Async Queries via Celery
Celery
On large analytic databases, it’s common to run queries that execute for minutes or hours. To enable support for long running queries that execute beyond the typical web request’s timeout (30-60 seconds), it is necessary to configure an asynchronous backend for Superset which consists of:
- one or many Superset workers (which is implemented as a Celery worker), and can be started with
the
celery worker
command, runcelery worker --help
to view the related options. - a celery broker (message queue) for which we recommend using Redis or RabbitMQ
- a results backend that defines where the worker will persist the query results
Configuring Celery requires defining a CELERY_CONFIG
in your superset_config.py
. Both the worker
and web server processes should have the same configuration.

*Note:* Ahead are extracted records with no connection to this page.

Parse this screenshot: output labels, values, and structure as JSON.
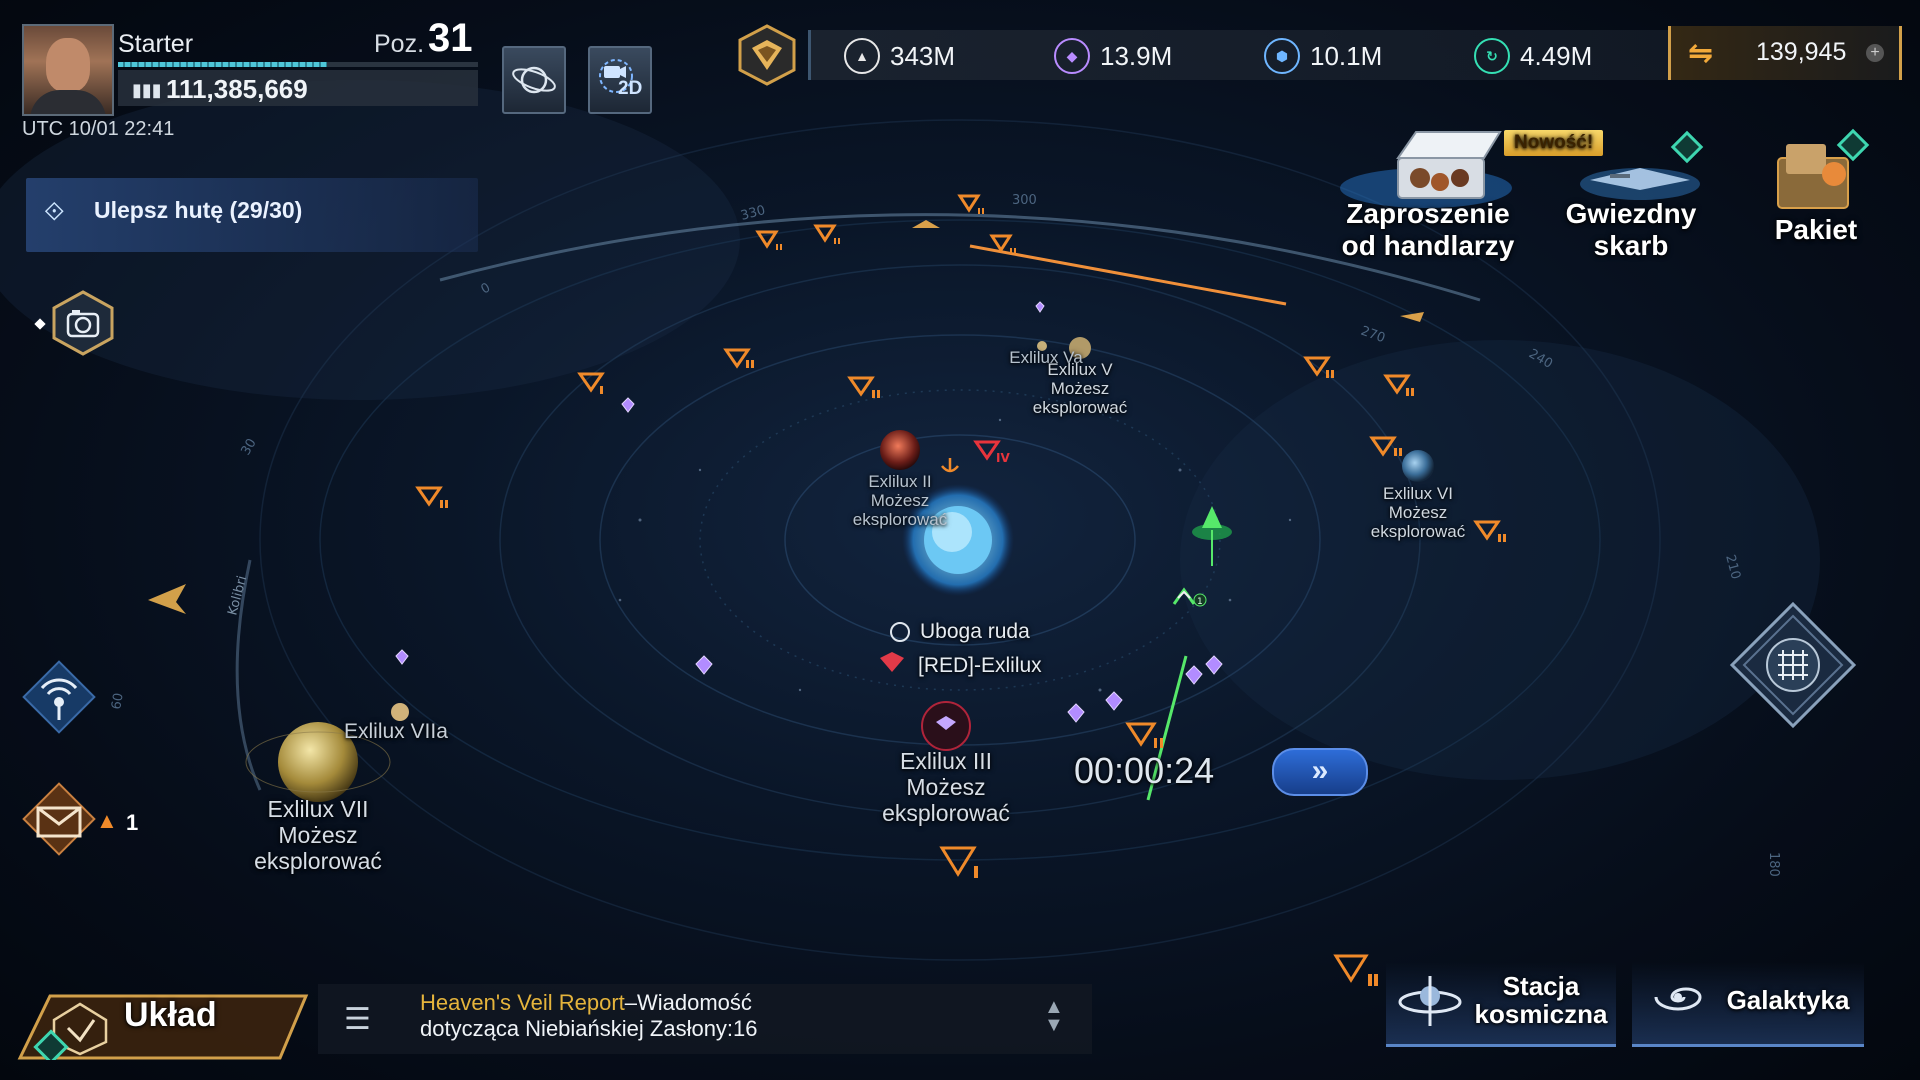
{
  "player": {
    "name": "Starter",
    "level_label": "Poz.",
    "level": "31",
    "power": "111,385,669",
    "utc_time": "UTC  10/01 22:41",
    "xp_progress": 0.58
  },
  "top_buttons": {
    "view_2d_label": "2D"
  },
  "quest": {
    "label": "Ulepsz hutę (29/30)"
  },
  "resources": [
    {
      "icon": "ore-icon",
      "value": "343M",
      "color": "#e8e8e8"
    },
    {
      "icon": "crystal-icon",
      "value": "13.9M",
      "color": "#b98cff"
    },
    {
      "icon": "alloy-icon",
      "value": "10.1M",
      "color": "#6fb6ff"
    },
    {
      "icon": "energy-icon",
      "value": "4.49M",
      "color": "#35e0b4"
    }
  ],
  "currency": {
    "value": "139,945",
    "add": "+"
  },
  "events": {
    "merchant_line1": "Zaproszenie",
    "merchant_line2": "od handlarzy",
    "new_badge": "Nowość!",
    "treasure_line1": "Gwiezdny",
    "treasure_line2": "skarb",
    "pack": "Pakiet"
  },
  "planets": {
    "p2_name": "Exlilux II",
    "p2_status1": "Możesz",
    "p2_status2": "eksplorować",
    "p3_name": "Exlilux III",
    "p3_status1": "Możesz",
    "p3_status2": "eksplorować",
    "p5a_name": "Exlilux Va",
    "p5_name": "Exlilux V",
    "p5_status1": "Możesz",
    "p5_status2": "eksplorować",
    "p6_name": "Exlilux VI",
    "p6_status1": "Możesz",
    "p6_status2": "eksplorować",
    "p7a_name": "Exlilux VIIa",
    "p7_name": "Exlilux VII",
    "p7_status1": "Możesz",
    "p7_status2": "eksplorować"
  },
  "star": {
    "resource": "Uboga ruda",
    "owner": "[RED]-Exlilux"
  },
  "march": {
    "timer": "00:00:24",
    "speed_label": "»",
    "count": "1"
  },
  "mail": {
    "count": "1"
  },
  "bottom": {
    "system_label": "Układ",
    "chat_source": "Heaven's Veil Report",
    "chat_text": "–Wiadomość dotycząca Niebiańskiej Zasłony:16",
    "station_line1": "Stacja",
    "station_line2": "kosmiczna",
    "galaxy_label": "Galaktyka"
  },
  "map": {
    "degree_labels": [
      "330",
      "300",
      "270",
      "240",
      "210",
      "180",
      "0",
      "30",
      "60"
    ],
    "sector_name": "Kolibri"
  },
  "colors": {
    "enemy_marker": "#f08a2a",
    "hostile_marker": "#e8343c",
    "ally_marker": "#38d66a",
    "accent": "#d2a04a"
  }
}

class CeleryConfig(object):
broker_url = 'redis://localhost:6379/0'
imports = (
'superset.sql_lab',
'superset.tasks',
)
result_backend = 'redis://localhost:6379/0'
worker_log_level = 'DEBUG'
worker_prefetch_multiplier = 10
task_acks_late = True
task_annotations = {
'sql_lab.get_sql_results': {
'rate_limit': '100/s',
},
'email_reports.send': {
'rate_limit': '1/s',
'time_limit': 120,
'soft_time_limit': 150,
'ignore_result': True,
},
}
beat_schedule = {
'email_reports.schedule_hourly': {
'task': 'email_reports.schedule_hourly',
'schedule': crontab(minute=1, hour='*'),
},
}
CELERY_CONFIG = CeleryConfig
To start a Celery worker to leverage the configuration, run the following command:
celery --app=superset.tasks.celery_app:app worker --pool=prefork -O fair -c 4
To start a job which schedules periodic background jobs, run the following command:
celery --app=superset.tasks.celery_app:app beat
To setup a result backend, you need to pass an instance of a derivative of from
cachelib.base.BaseCache to the RESULTS_BACKEND configuration key in your superset_config.py. You can
use Memcached, Redis, S3 (https://pypi.python.org/pypi/s3werkzeugcache), memory or the file system
(in a single server-type setup or for testing), or to write your own caching interface. Your
superset_config.py
may look something like:
# On S3
from s3cache.s3cache import S3Cache
S3_CACHE_BUCKET = 'foobar-superset'
S3_CACHE_KEY_PREFIX = 'sql_lab_result'
RESULTS_BACKEND = S3Cache(S3_CACHE_BUCKET, S3_CACHE_KEY_PREFIX)
# On Redis
from cachelib.redis import RedisCache
RESULTS_BACKEND = RedisCache(
host='localhost', port=6379, key_prefix='superset_results')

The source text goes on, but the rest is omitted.